If you've ever looked into a camera before you were about to do a remedial stunt of any kind, and said "Don't try this at home", then you are a certified tool box douche of the highest degree. You've achieved a black belt in douchebaggery, and on that note if you're actually a black belt, and not a real ninja, crime fighter, or jujitsu sense´, then you are also a d-bag. Karate should not be a hobby. It is a means of killing suckers, impressing girls, perfecting flying jump kicks, and holding a defensive pose wayyy too long after you've delivered the finishing blow to your opponent, as if they are going to leap up in one motion and re-attack...
"Don't try this at home." What a cocksucker phrase. The only solace I find in that saying is that they cannot be serious. Even though they are probably joking it still sounds pretty fucking gay. Especially when they are doing something not even remotely amusing to anyone but the stoned-out-of-their-tits crowd they are hanging with. Like, if the dude is attempting to drop 22 chips into a bowl of french onion dip at once, then shove them in his mouth without spilling a single crumb. "Don't try this at home, folks." (Laughter.)
Oh really?? Where the fuck do you want me to try it. Do you want me to eat my chips on a ferris wheel? Should I be scarfing Tostitos on my fucking hanglider? Should I be calling my buddy Jimmy: "Hey Jimbo, get the chips and salsa and meet me at George's Gorge between the highway sign and Paula's Pancake Parlor." --"But can't I just grab the snack and meet you at your house?"--"Absolutely NOT, James!"
It's no better if you say the phrase, and are actually doing something that we REALLY shouldn't try at home. Like skydiving, or uni-cycling down a set of stairs. If your about to jump out of a plane, don't think for one second that I'm planning on throwing on a tablecloth-parachute, climbing to my roof and plummeting downward. It's a no-brainer. You don't have to remind me not to try death defying stunts at my house. I don't plan on emptying out a potato sack of venomous snakes and making a grand speech before I attempt to wrangle them: "Well there 60 of you and only one of me. You have speed, poison, numbers, your asses rattle and your jaws unhinge. Pretty impressive stuff. But there's one thing you don't have...The human brain". Then I dive into the pack and have at it.

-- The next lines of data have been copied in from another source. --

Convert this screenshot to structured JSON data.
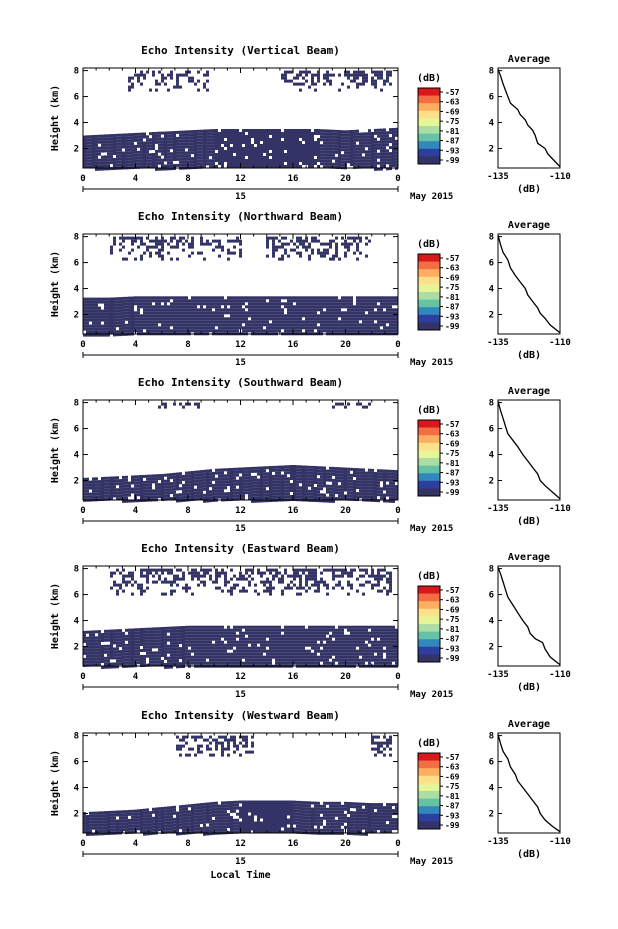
{
  "figure": {
    "xlabel": "Local Time",
    "date_label": "15",
    "month_label": "May 2015",
    "ylabel": "Height (km)",
    "colorbar_unit": "(dB)",
    "avg_title": "Average",
    "avg_xlabel": "(dB)"
  },
  "colorbar": {
    "tick_labels": [
      "-57",
      "-63",
      "-69",
      "-75",
      "-81",
      "-87",
      "-93",
      "-99"
    ],
    "colors": [
      "#d7191c",
      "#f46d43",
      "#fdae61",
      "#fee08b",
      "#e6f598",
      "#abdda4",
      "#66c2a5",
      "#3288bd",
      "#2c3e9e",
      "#333366"
    ]
  },
  "chart_data": [
    {
      "type": "heatmap",
      "title": "Echo Intensity (Vertical Beam)",
      "ylabel": "Height (km)",
      "x_ticks": [
        "0",
        "4",
        "8",
        "12",
        "16",
        "20",
        "0"
      ],
      "y_ticks": [
        "8",
        "6",
        "4",
        "2"
      ],
      "xlim": [
        0,
        24
      ],
      "ylim": [
        0.5,
        8.2
      ],
      "dominant_value_dB": -99,
      "low_layer_top_km": [
        3.0,
        3.1,
        3.2,
        3.3,
        3.4,
        3.5,
        3.5,
        3.5,
        3.5,
        3.5,
        3.4,
        3.5,
        3.6
      ],
      "upper_echo_km": [
        6.6,
        8.0
      ],
      "upper_echo_hours": [
        [
          3.5,
          9.5
        ],
        [
          15,
          23.5
        ]
      ],
      "average": {
        "title": "Average",
        "xlabel": "(dB)",
        "x_ticks": [
          "-135",
          "-110"
        ],
        "y_ticks": [
          "8",
          "6",
          "4",
          "2"
        ],
        "xlim": [
          -135,
          -110
        ],
        "ylim": [
          0.5,
          8.2
        ],
        "profile": [
          [
            0.6,
            -110
          ],
          [
            1.0,
            -112
          ],
          [
            1.6,
            -115
          ],
          [
            2.0,
            -116
          ],
          [
            2.4,
            -119
          ],
          [
            3.0,
            -120
          ],
          [
            3.4,
            -121
          ],
          [
            3.8,
            -123
          ],
          [
            4.2,
            -124
          ],
          [
            4.6,
            -126
          ],
          [
            5.0,
            -127
          ],
          [
            5.5,
            -130
          ],
          [
            6.0,
            -131
          ],
          [
            6.5,
            -132
          ],
          [
            7.0,
            -133
          ],
          [
            7.6,
            -134
          ],
          [
            8.1,
            -135
          ]
        ]
      }
    },
    {
      "type": "heatmap",
      "title": "Echo Intensity (Northward Beam)",
      "ylabel": "Height (km)",
      "x_ticks": [
        "0",
        "4",
        "8",
        "12",
        "16",
        "20",
        "0"
      ],
      "y_ticks": [
        "8",
        "6",
        "4",
        "2"
      ],
      "xlim": [
        0,
        24
      ],
      "ylim": [
        0.5,
        8.2
      ],
      "dominant_value_dB": -99,
      "low_layer_top_km": [
        3.3,
        3.3,
        3.4,
        3.4,
        3.4,
        3.4,
        3.4,
        3.4,
        3.4,
        3.4,
        3.4,
        3.4,
        3.4
      ],
      "upper_echo_km": [
        6.3,
        8.0
      ],
      "upper_echo_hours": [
        [
          2.0,
          12.0
        ],
        [
          14,
          22
        ]
      ],
      "average": {
        "title": "Average",
        "xlabel": "(dB)",
        "x_ticks": [
          "-135",
          "-110"
        ],
        "y_ticks": [
          "8",
          "6",
          "4",
          "2"
        ],
        "xlim": [
          -135,
          -110
        ],
        "ylim": [
          0.5,
          8.2
        ],
        "profile": [
          [
            0.6,
            -110
          ],
          [
            1.2,
            -114
          ],
          [
            1.7,
            -116
          ],
          [
            2.1,
            -118
          ],
          [
            2.5,
            -119
          ],
          [
            3.0,
            -121
          ],
          [
            3.5,
            -123
          ],
          [
            4.0,
            -124
          ],
          [
            4.5,
            -126
          ],
          [
            5.0,
            -128
          ],
          [
            5.6,
            -130
          ],
          [
            6.2,
            -131
          ],
          [
            6.8,
            -133
          ],
          [
            7.4,
            -134
          ],
          [
            8.1,
            -135
          ]
        ]
      }
    },
    {
      "type": "heatmap",
      "title": "Echo Intensity (Southward Beam)",
      "ylabel": "Height (km)",
      "x_ticks": [
        "0",
        "4",
        "8",
        "12",
        "16",
        "20",
        "0"
      ],
      "y_ticks": [
        "8",
        "6",
        "4",
        "2"
      ],
      "xlim": [
        0,
        24
      ],
      "ylim": [
        0.5,
        8.2
      ],
      "dominant_value_dB": -99,
      "low_layer_top_km": [
        2.2,
        2.3,
        2.4,
        2.5,
        2.7,
        2.9,
        3.0,
        3.1,
        3.2,
        3.1,
        3.0,
        2.9,
        2.8
      ],
      "upper_echo_km": [
        7.6,
        8.0
      ],
      "upper_echo_hours": [
        [
          5.0,
          9.0
        ],
        [
          19,
          22
        ]
      ],
      "average": {
        "title": "Average",
        "xlabel": "(dB)",
        "x_ticks": [
          "-135",
          "-110"
        ],
        "y_ticks": [
          "8",
          "6",
          "4",
          "2"
        ],
        "xlim": [
          -135,
          -110
        ],
        "ylim": [
          0.5,
          8.2
        ],
        "profile": [
          [
            0.6,
            -110
          ],
          [
            1.1,
            -113
          ],
          [
            1.6,
            -116
          ],
          [
            2.0,
            -118
          ],
          [
            2.5,
            -119
          ],
          [
            3.0,
            -121
          ],
          [
            3.5,
            -123
          ],
          [
            4.0,
            -125
          ],
          [
            4.6,
            -127
          ],
          [
            5.1,
            -129
          ],
          [
            5.6,
            -131
          ],
          [
            6.2,
            -132
          ],
          [
            6.8,
            -133
          ],
          [
            7.4,
            -134
          ],
          [
            8.1,
            -135
          ]
        ]
      }
    },
    {
      "type": "heatmap",
      "title": "Echo Intensity (Eastward Beam)",
      "ylabel": "Height (km)",
      "x_ticks": [
        "0",
        "4",
        "8",
        "12",
        "16",
        "20",
        "0"
      ],
      "y_ticks": [
        "8",
        "6",
        "4",
        "2"
      ],
      "xlim": [
        0,
        24
      ],
      "ylim": [
        0.5,
        8.2
      ],
      "dominant_value_dB": -99,
      "low_layer_top_km": [
        3.2,
        3.3,
        3.4,
        3.5,
        3.6,
        3.6,
        3.6,
        3.6,
        3.6,
        3.6,
        3.6,
        3.6,
        3.6
      ],
      "upper_echo_km": [
        6.0,
        8.0
      ],
      "upper_echo_hours": [
        [
          2.0,
          23.5
        ]
      ],
      "average": {
        "title": "Average",
        "xlabel": "(dB)",
        "x_ticks": [
          "-135",
          "-110"
        ],
        "y_ticks": [
          "8",
          "6",
          "4",
          "2"
        ],
        "xlim": [
          -135,
          -110
        ],
        "ylim": [
          0.5,
          8.2
        ],
        "profile": [
          [
            0.6,
            -110
          ],
          [
            1.2,
            -114
          ],
          [
            1.8,
            -116
          ],
          [
            2.3,
            -117
          ],
          [
            2.6,
            -120
          ],
          [
            3.0,
            -122
          ],
          [
            3.5,
            -123
          ],
          [
            4.0,
            -125
          ],
          [
            4.6,
            -127
          ],
          [
            5.2,
            -129
          ],
          [
            5.8,
            -131
          ],
          [
            6.4,
            -132
          ],
          [
            7.0,
            -133
          ],
          [
            7.6,
            -134
          ],
          [
            8.1,
            -135
          ]
        ]
      }
    },
    {
      "type": "heatmap",
      "title": "Echo Intensity (Westward Beam)",
      "ylabel": "Height (km)",
      "x_ticks": [
        "0",
        "4",
        "8",
        "12",
        "16",
        "20",
        "0"
      ],
      "y_ticks": [
        "8",
        "6",
        "4",
        "2"
      ],
      "xlim": [
        0,
        24
      ],
      "ylim": [
        0.5,
        8.2
      ],
      "dominant_value_dB": -99,
      "low_layer_top_km": [
        2.1,
        2.2,
        2.3,
        2.5,
        2.7,
        2.9,
        3.0,
        3.0,
        3.0,
        2.9,
        2.9,
        2.8,
        2.8
      ],
      "upper_echo_km": [
        6.5,
        8.0
      ],
      "upper_echo_hours": [
        [
          7.0,
          13.0
        ],
        [
          22,
          23.5
        ]
      ],
      "average": {
        "title": "Average",
        "xlabel": "(dB)",
        "x_ticks": [
          "-135",
          "-110"
        ],
        "y_ticks": [
          "8",
          "6",
          "4",
          "2"
        ],
        "xlim": [
          -135,
          -110
        ],
        "ylim": [
          0.5,
          8.2
        ],
        "profile": [
          [
            0.6,
            -110
          ],
          [
            1.0,
            -113
          ],
          [
            1.5,
            -116
          ],
          [
            2.0,
            -118
          ],
          [
            2.5,
            -119
          ],
          [
            3.0,
            -121
          ],
          [
            3.5,
            -123
          ],
          [
            4.0,
            -125
          ],
          [
            4.5,
            -127
          ],
          [
            5.0,
            -128
          ],
          [
            5.6,
            -130
          ],
          [
            6.2,
            -131
          ],
          [
            6.8,
            -133
          ],
          [
            7.4,
            -134
          ],
          [
            8.1,
            -135
          ]
        ]
      }
    }
  ]
}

I guess what I really want is for the assholes who use this lame phrase to specify a little bit. Maybe they could at least say "Don't try this at YOUR home, kids." Parents might appreciate it a little more. Mom's gonna kill you if you attempt to back flip off the lit grill into a pool of gasoline...But if you take those shenanigans over to the neighbor's house, it's no longer her problem. Now, it's Timmy's mother's fault. She should have been keeping a closer eye on you. I smell lawsuit.
Call the cops, plead your case, have her arrested, press charges...Just whatever you do "Don't try her at home"...take her to a courtroom.